Beide Bilder erstmal öffnen (ist einfacher). Neue Datei mit die eine Größe aufweist, in die beide reinpassen (bei einem seitlichen Verlauf, musst du dann halt eine Höhe finden die passt) Jetzt ziehst du die beiden geöffneten Bilder einfach rüber in die neue Datei (die etwas schmaler sein sollte, als beide Bilder nebeneinander, sonst wirds nichts mit verschmelzen  ) jetzt einfach per Maske wie schon erklärt. Hoffe es hilft.


----------



## PanoMano (27. Juni 2005)

oh man...
Ganz einfach. Ich öffne Foto1 und Foto2. Dann markiere ich Foto2, kopiere es und füge es bei Foto1 ein. Schwups habe ich eine neue Ebene!

Sorry,...ich habe zu kompliziert gedacht.


----------



## TimmyFuewa85 (8. September 2006)

muss mal blöde fragen wie mache ich die kratzer bei photoImpact XL rein?!

dieses fresco find ich da nicht. verzeiht,haut mich nicht, ich bin halt anfänger und hab bis jetz noch keinen sinn gesehen nen teueres grafikprogramm zu kaufen.

will ne art ansichtskartte machen...

von nen hotel.^^


----------



## Philip Kurz (8. September 2006)

Hallo und herzlich Willkommen auf tutorials.de. 

Ich würde dich bitten deine Frage im Forum "Sonstige Grafik-Programme" zu posten (evtl. mit einem Link zu diesem Thread). Im Photoshopforum ist eine Frage zu PhotoImpact nun doch ein bisschen off-topic. 

Weiterhin wäre es nett, wenn du auf die Netiquette achten würdest (insb. Groß- u. Kleinschreibung).

Grüße

Philip


----------



## TimmyFuewa85 (8. September 2006)

Ich versuche mein bestes zu geben. Okay bin neu hier, siehst du ja, dementsprechend hab ich nur danach geschaut wegen "Fotos altern lassen" und hab nicht drauf geachtet, dass dies hier nur für PS ist. Sorry.

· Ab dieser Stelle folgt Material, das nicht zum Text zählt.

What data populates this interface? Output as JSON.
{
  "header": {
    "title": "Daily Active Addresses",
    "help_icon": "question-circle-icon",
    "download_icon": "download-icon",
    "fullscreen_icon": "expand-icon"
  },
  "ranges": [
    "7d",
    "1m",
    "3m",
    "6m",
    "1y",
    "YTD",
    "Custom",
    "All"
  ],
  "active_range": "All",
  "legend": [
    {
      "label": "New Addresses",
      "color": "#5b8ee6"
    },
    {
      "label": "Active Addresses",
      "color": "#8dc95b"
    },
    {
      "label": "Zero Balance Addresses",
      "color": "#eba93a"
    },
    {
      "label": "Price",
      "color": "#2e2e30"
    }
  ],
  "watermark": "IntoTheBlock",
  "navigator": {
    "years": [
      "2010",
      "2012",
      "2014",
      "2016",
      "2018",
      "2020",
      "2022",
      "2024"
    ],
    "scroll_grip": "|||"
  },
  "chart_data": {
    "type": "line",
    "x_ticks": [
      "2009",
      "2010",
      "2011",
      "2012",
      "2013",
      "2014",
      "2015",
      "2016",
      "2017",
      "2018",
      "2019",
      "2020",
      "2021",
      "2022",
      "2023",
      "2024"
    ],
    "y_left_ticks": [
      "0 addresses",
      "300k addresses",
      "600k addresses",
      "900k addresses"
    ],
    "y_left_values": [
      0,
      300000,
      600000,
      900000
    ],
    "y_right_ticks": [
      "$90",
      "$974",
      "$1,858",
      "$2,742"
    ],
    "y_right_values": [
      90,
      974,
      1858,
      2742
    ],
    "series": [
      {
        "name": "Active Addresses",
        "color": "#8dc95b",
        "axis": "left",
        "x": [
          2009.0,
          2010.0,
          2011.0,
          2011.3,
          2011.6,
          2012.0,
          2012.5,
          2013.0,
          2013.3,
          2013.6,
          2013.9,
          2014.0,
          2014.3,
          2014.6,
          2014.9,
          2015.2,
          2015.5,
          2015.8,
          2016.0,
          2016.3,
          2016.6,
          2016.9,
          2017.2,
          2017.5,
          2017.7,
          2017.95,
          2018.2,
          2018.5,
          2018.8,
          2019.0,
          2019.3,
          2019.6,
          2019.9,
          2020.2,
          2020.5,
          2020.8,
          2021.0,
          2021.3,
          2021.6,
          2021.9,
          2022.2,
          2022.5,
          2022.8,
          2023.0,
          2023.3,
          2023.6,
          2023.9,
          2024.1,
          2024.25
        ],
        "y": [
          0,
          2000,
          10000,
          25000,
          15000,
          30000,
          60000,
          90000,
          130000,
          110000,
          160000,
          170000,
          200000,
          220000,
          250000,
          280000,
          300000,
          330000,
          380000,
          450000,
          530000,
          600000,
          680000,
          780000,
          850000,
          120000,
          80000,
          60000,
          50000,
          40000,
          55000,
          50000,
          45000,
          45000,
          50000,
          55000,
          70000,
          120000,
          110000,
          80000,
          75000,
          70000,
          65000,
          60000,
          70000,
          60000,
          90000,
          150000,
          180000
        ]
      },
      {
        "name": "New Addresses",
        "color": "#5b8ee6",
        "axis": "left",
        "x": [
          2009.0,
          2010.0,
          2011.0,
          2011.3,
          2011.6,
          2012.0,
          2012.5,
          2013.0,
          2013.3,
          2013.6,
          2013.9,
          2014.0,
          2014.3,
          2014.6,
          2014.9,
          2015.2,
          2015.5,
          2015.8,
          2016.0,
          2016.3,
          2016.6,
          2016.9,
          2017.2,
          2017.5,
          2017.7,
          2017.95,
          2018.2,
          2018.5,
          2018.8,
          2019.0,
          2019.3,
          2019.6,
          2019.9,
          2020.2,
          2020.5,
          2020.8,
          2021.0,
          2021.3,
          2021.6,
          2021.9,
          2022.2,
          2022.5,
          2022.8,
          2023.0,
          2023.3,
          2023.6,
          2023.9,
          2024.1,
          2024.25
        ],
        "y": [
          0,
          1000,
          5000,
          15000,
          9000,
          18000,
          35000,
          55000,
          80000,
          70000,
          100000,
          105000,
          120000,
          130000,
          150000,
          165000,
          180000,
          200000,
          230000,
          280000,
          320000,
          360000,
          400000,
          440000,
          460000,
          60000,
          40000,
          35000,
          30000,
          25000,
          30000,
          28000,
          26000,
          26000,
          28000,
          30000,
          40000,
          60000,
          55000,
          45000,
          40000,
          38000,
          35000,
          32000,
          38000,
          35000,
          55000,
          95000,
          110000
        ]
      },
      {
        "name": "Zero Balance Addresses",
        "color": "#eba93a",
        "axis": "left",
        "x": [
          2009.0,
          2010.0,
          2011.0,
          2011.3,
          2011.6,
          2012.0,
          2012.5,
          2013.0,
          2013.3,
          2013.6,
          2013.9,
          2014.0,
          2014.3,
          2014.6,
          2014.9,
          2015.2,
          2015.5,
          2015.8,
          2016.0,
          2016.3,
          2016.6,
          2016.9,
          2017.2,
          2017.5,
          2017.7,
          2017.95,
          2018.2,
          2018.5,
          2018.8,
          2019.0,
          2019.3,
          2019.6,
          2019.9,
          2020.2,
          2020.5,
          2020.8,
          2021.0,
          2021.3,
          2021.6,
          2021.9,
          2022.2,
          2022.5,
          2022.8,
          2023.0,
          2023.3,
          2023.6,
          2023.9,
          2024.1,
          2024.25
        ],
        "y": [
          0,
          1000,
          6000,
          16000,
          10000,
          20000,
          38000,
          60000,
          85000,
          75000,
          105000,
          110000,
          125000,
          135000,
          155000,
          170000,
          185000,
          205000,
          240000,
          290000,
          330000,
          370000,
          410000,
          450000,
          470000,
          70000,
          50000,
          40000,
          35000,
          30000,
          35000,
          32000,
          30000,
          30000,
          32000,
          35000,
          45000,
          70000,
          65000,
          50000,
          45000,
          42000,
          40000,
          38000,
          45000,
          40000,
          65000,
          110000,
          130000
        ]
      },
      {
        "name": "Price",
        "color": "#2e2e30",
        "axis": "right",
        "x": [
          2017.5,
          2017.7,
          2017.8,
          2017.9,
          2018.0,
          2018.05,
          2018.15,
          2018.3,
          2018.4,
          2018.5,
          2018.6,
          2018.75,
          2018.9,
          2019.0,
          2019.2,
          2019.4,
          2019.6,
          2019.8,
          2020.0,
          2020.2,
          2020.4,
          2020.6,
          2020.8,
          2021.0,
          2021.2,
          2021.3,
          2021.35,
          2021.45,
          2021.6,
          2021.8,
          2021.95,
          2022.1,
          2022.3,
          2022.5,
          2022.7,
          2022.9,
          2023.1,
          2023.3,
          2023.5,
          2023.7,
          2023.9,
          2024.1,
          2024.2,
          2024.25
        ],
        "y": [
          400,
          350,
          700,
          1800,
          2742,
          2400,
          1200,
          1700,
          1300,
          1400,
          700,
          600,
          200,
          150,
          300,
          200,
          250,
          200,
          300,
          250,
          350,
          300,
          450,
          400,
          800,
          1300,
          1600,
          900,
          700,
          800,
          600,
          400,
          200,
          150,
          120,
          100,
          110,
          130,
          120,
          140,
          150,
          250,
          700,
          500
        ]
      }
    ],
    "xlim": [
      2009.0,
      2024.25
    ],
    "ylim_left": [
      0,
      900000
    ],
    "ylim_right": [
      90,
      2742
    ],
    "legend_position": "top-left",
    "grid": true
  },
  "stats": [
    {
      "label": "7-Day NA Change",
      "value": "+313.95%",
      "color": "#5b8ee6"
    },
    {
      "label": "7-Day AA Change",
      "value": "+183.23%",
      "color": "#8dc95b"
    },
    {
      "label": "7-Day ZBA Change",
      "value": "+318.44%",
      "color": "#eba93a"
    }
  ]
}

Muss mich halt erst reinfinden. Freu mich schon auf die Kommentare zu meinen Bildern ^^.

*lach*


Naja danke erstmal, muss jetzt leider gen Arbeit....


----------



## Pixelzähler (11. September 2006)

@PanoMano,

Dein Problem, mit der Verlaufsmaske von zwei Ebenen wird in dem Masken-Tutorial:
http://www.1a-photoshop.de/tutorials/maske1.htm
einfach und nachvollziehbar erklärt.

Gruß vom Pixelzähler


----------